Toplantıya, Başbakan Yardımcıları Bülent Arınç, Beşir Atalay ve Bekir Bozdağ, İçişleri Bakanı Muammer Güler, Kültür ve Turizm Bakanı Ömer Çelik, AK Parti Genel Başkan Yardımcıları Hüseyin Çelik ve Mehmet Ali Şahin, AK Parti Grup Başkanvekili Mahir Ünal ile Başbakan Recep Tayyip Erdoğan'ın Başdanışmanı ve Ankara Milletvekili Yalçın Akdoğan katıldı.
Toplantının ardından açıklama yapan Hüseyin Çelik, koordinasyon ve söylem birliğini sağlamak için parti, grup ve hükümet üyelerinden oluşan böyle bir heyetin olduğunu, bunun koordinasyonunu da kendisinin yaptığını ifade etti.
Periyodik olmamakla birlikte ihtiyaç olduğunda bir araya geldiklerini ve meselelerini ele aldıklarını belirten Çelik, toplantıda, demokratikleşme paketinden Anayasa çalışmalarına, mahali seçimlere kadar, hükümetin, partinin ve Meclis'in gündeminde olan tüm konuları ele aldıklarını kaydetti.
Meseleleri daha iyi koordine etmek, tartışmalarla ilgili fikir teatisinde bulunmak ve ortak söylem geliştirmek için bu toplantıları yaptıklarını ifade eden Çelik, demokratikleşme paketiyle ilgili bir soru üzerine şunları söyledi:
"Türkiye 11 yıldan beri geri dönülemez bir demokratikleşme süreci içerisinde. Hayatın ihtiyaçları önümüze bazı şeyler çıkardıkça, Türkiye'yi tam manasıyla hukuk devleti yapmak için, demokrasimizin standratlarını ileri demokratik standartlar haline getirmek için bunları yapmaya devam ediyoruz.

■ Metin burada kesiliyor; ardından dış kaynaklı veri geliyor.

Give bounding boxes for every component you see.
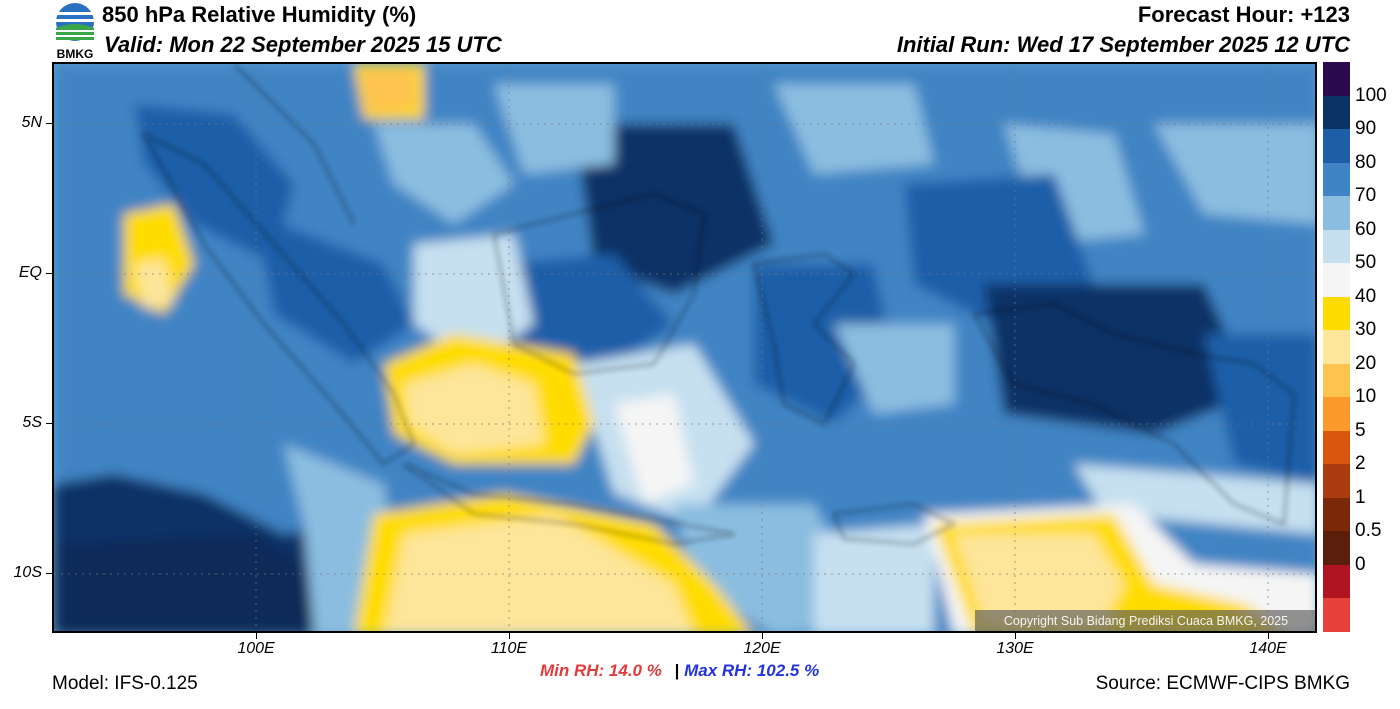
colorbar-label: 40	[1355, 285, 1377, 307]
colorbar-segment	[1323, 598, 1350, 633]
tick-lon-130e	[1015, 633, 1016, 639]
colorbar-segment	[1323, 564, 1350, 599]
colorbar-label: 70	[1355, 185, 1377, 207]
colorbar-segment	[1323, 162, 1350, 197]
colorbar-label: 2	[1355, 453, 1366, 475]
colorbar-segment	[1323, 296, 1350, 331]
max-rh: Max RH: 102.5 %	[684, 661, 820, 680]
colorbar-label: 0.5	[1355, 520, 1382, 542]
lon-label-110e: 110E	[490, 640, 528, 657]
colorbar-segment	[1323, 397, 1350, 432]
colorbar-segment	[1323, 330, 1350, 365]
colorbar-segment	[1323, 464, 1350, 499]
tick-lon-140e	[1268, 633, 1269, 639]
tick-lon-120e	[762, 633, 763, 639]
colorbar-label: 20	[1355, 352, 1377, 374]
colorbar-segment	[1323, 263, 1350, 298]
colorbar-label: 0	[1355, 553, 1366, 575]
initial-run: Initial Run: Wed 17 September 2025 12 UT…	[896, 32, 1350, 57]
colorbar-segment	[1323, 363, 1350, 398]
lon-label-140e: 140E	[1249, 640, 1287, 657]
colorbar-label: 5	[1355, 419, 1366, 441]
logo-text: BMKG	[57, 47, 94, 60]
lat-label-5n: 5N	[21, 114, 42, 131]
colorbar-segment	[1323, 196, 1350, 231]
lat-label-10s: 10S	[13, 564, 42, 581]
colorbar-segment	[1323, 129, 1350, 164]
colorbar-segment	[1323, 430, 1350, 465]
copyright-notice: Copyright Sub Bidang Prediksi Cuaca BMKG…	[975, 610, 1315, 631]
source-label: Source: ECMWF-CIPS BMKG	[1095, 673, 1350, 694]
colorbar-segment	[1323, 229, 1350, 264]
humidity-map[interactable]: Copyright Sub Bidang Prediksi Cuaca BMKG…	[52, 62, 1317, 633]
forecast-hour: Forecast Hour: +123	[1137, 2, 1350, 27]
humidity-field	[54, 64, 1315, 631]
colorbar-segment	[1323, 62, 1350, 97]
lat-label-eq: EQ	[18, 264, 42, 281]
colorbar-label: 50	[1355, 252, 1377, 274]
tick-lon-110e	[509, 633, 510, 639]
colorbar	[1323, 62, 1350, 633]
colorbar-label: 80	[1355, 151, 1377, 173]
tick-lat-10s	[46, 573, 52, 574]
tick-lat-5n	[46, 123, 52, 124]
colorbar-label: 10	[1355, 386, 1377, 408]
colorbar-label: 90	[1355, 118, 1377, 140]
colorbar-label: 100	[1355, 84, 1387, 106]
tick-lon-100e	[256, 633, 257, 639]
colorbar-segment	[1323, 95, 1350, 130]
lon-label-120e: 120E	[743, 640, 781, 657]
colorbar-label: 60	[1355, 218, 1377, 240]
colorbar-segment	[1323, 531, 1350, 566]
valid-time: Valid: Mon 22 September 2025 15 UTC	[104, 32, 502, 57]
lon-label-100e: 100E	[237, 640, 275, 657]
bmkg-logo: BMKG	[52, 2, 98, 61]
lon-label-130e: 130E	[996, 640, 1034, 657]
tick-lat-eq	[46, 273, 52, 274]
rh-stats: Min RH: 14.0 % | Max RH: 102.5 %	[540, 661, 819, 681]
map-title: 850 hPa Relative Humidity (%)	[102, 2, 417, 27]
colorbar-label: 1	[1355, 486, 1366, 508]
tick-lat-5s	[46, 423, 52, 424]
stats-separator: |	[674, 661, 680, 680]
lat-label-5s: 5S	[22, 414, 42, 431]
model-label: Model: IFS-0.125	[52, 673, 198, 694]
colorbar-label: 30	[1355, 319, 1377, 341]
min-rh: Min RH: 14.0 %	[540, 661, 662, 680]
colorbar-segment	[1323, 497, 1350, 532]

Atatürk, yaptığı reformları 15-17 yıla yaydı. Reform tedrici olur, halkın bunu özümsemesi, içselleştirmesi gerekiyor, aksi takdirde kağıt üzerinde anlamsız metinler haline gelirler. Bunları söyledim hemen 'karşı devrimden söz ediyor' dediler. Ben, karşı devrimden söz etmiyorum. Değişim, dönüşüm tedrici olur. 'Her şeyi niye bir anda bir paketle yapmıyorsunuz?' diyorlar. Buna cevap olarak söyledim. Laiklik prensibinin anayasaya girmesi 1937'dir. Harf inkılabı 1923'de değil 1928'dedir. Sadece Türkiye'ye mahsus değil tüm dünyada eğer bir toplumun değişim ihtiyacı varsa, ben devrim, karşı devrimden söz etmiyorum, değişim ihtiyacı varsa ki var, Türkiye'de zihniyetlerin değişmesi lazım, devletle millet ilişkisinin değişmesi lazım. Devlet öncelikli bir toplumu mu millet önceli bir toplum mu? Bu sorular Türkiye'de sürekli sorduğumuz ve tartıştığımız konulardır. Bunlarla ilgili olarak iktidara geldiğimiz günden beri her gün kamuoyu algısı oluşturarak, bir şeyleri düzene sokarak, milletle beraber yapıyoruz bunu. Halka, kamuoyuna, topluma rağmen reform yapılmaz. Üniversitelerdeki başörtüsü meselesi... 2002'de bu kimsenin çok oturup konuşamayacağı bir şeydi. Bugün kamudaki türban meselesi birileri için darbe gerekçesiydi, birileri için laikliğin elden gitmesiydi, birileri için karşı devrimdi. Bugün hala bunları düşünen olabilir ama toplum bunları çok normal karşılıyor artık. Toplumsal konsensüs oluşturulduktan sonra bazı adımların atılması, değişim ve dönüşümde esas aldığımız bir şey."